Сзади кто-то выкрикнул громко и тоскливо:

— Изуверы… Фараоны проклятые! Они и сейчас измываются над нами!..

Этот вопль подхватили десятки голосов, и зал задрожал от яростного рева. Надзиратель вскочил со стула и рванул из кармана свисток, но тут же передумал — не было смысла свистеть в этом грохоте и реве — и двинулся к Лагутину, сбычившись, расставив руки.

— Это, голубчик, вам не пройдет!..

Почему-то Леониду Ивановичу особенно запомнилось в ту минуту лицо Копта: белая, оплывшая маска, трясущаяся, как студень. И еще запомнился всполошенный вид исправника, его широко разинутый рот и синяя, вздувшаяся на виске вена. Грифонов что-то кричал, пытаясь выбраться из ряда и указывая на Лагутина, но его голоса, не было слышно; казалось, он судорожно зевает и не может сомкнуть челюстей.

«Разве я сказал что-нибудь лишнее? — подумал Лагутин. — Но ведь это документы почти столетней давности! К тому же они засвидетельствованы и полицией. Нет, в подобной обстановке я более не смогу говорить…»

Он стал собирать свои бумаги, но чья-то волосатая рука тяжело легла на папку. Леонид Иванович поднял глаза. Багроволицый, весь в струях пота, перед ним стоял Трифонов.

— Вольный геолог! — прохрипел исправник. — Не даром тебя выгнали с государевой службы… Значит, приехал бунт подымать?

Леонид Иванович попятился к столу:

— Не понимаю. Что это за «вольный геолог»?

— Предписание из Петербурга. О твоих делишках и там известно. Такие на государственной службе не нужны! — Трифонов резко обернулся к залу: — Внимание, господа… Пускай этот «вольный профессор» ответит на один вопрос…

Шум и гомон медленно откатились к задним рядам, и в тишине стал отчетливо слышен ровный, спокойный голос Лагутина:

— Я жду вашего вопроса, господин исправник…

Ободренный всеобщим вниманием, Трифонов прошелся по сцене крадущейся походкой, остановился перед Леонидом Ивановичем, оглянул его с головы до ног.

— Публика желает знать, где вы находились в пятом году и чем занимались? — Этот вопрос у Трифонова возник не теперь, он возникал и раньше, однако чутье ищейки подсказало ему, что спрашивать нужно было именно сейчас.

— Я занимался научной работой, — сказал Лагутин.

— В Горном институте?

— Нет, — сказал Леонид Иванович. — Я покинул Горный институт в 1904 году.

Трифонов приблизился к нему вплотную, вытянув шею, заглядывая в глаза.

— Вас… уволили?

— Я сам оставил институт. Вместе со мной ушли еще пять профессоров.

— Почему же?!

— В порядке протеста.

— Протеста?.. Против чего?

Леонид Иванович вскинул голову, внимательно посмотрел в зал.
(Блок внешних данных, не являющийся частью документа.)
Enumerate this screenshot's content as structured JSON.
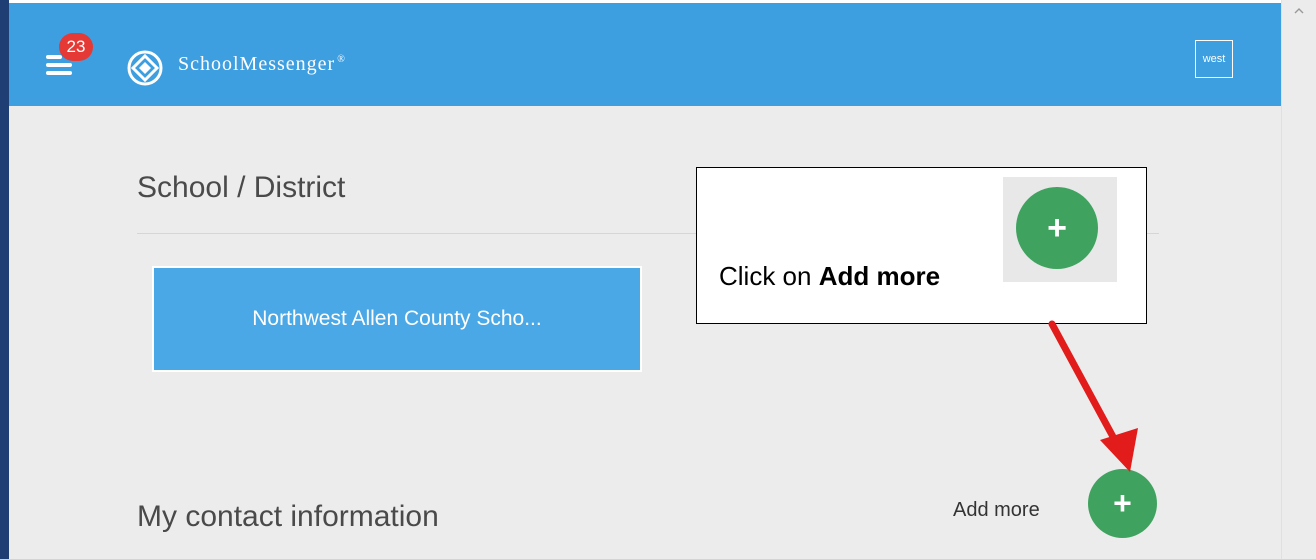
{
  "header": {
    "notification_count": "23",
    "brand_name": "SchoolMessenger",
    "brand_mark": "®",
    "user_label": "west"
  },
  "school_section": {
    "title": "School / District",
    "district_name": "Northwest Allen County Scho..."
  },
  "contact_section": {
    "title": "My contact information",
    "add_more_label": "Add more",
    "add_button_icon": "+"
  },
  "callout": {
    "text_prefix": "Click on ",
    "text_bold": "Add more",
    "thumb_icon": "+"
  },
  "colors": {
    "header_bg": "#3d9ee0",
    "badge": "#e53935",
    "district_card": "#4aa8e6",
    "add_button": "#3fa35f",
    "arrow": "#e21b1b"
  },
  "icons": {
    "menu": "hamburger-menu-icon",
    "logo": "schoolmessenger-logo-icon",
    "add": "plus-icon",
    "scroll": "chevron-up-icon"
  }
}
— Это похоже на допрос. Я мог бы не отвечать вам, господин исправник, тем более, что ведете вы себя нагло. Однако я отвечу аудитории. Я и еще пять профессоров покинули Горный институт в порядке протеста против преследований, которым подвергалось студенчество. Такие молодчики, как вы, исправник, хватали студентов за каждое неосторожное слово и сажали за решетку. В этих тюремных условиях мы не могли преподавать.

Казалось, Трифонов окончательно взбесился.

— Слышали?.. — прохрипел он, указывая на профессора пальцем. — Вот кто держит перед вами речь…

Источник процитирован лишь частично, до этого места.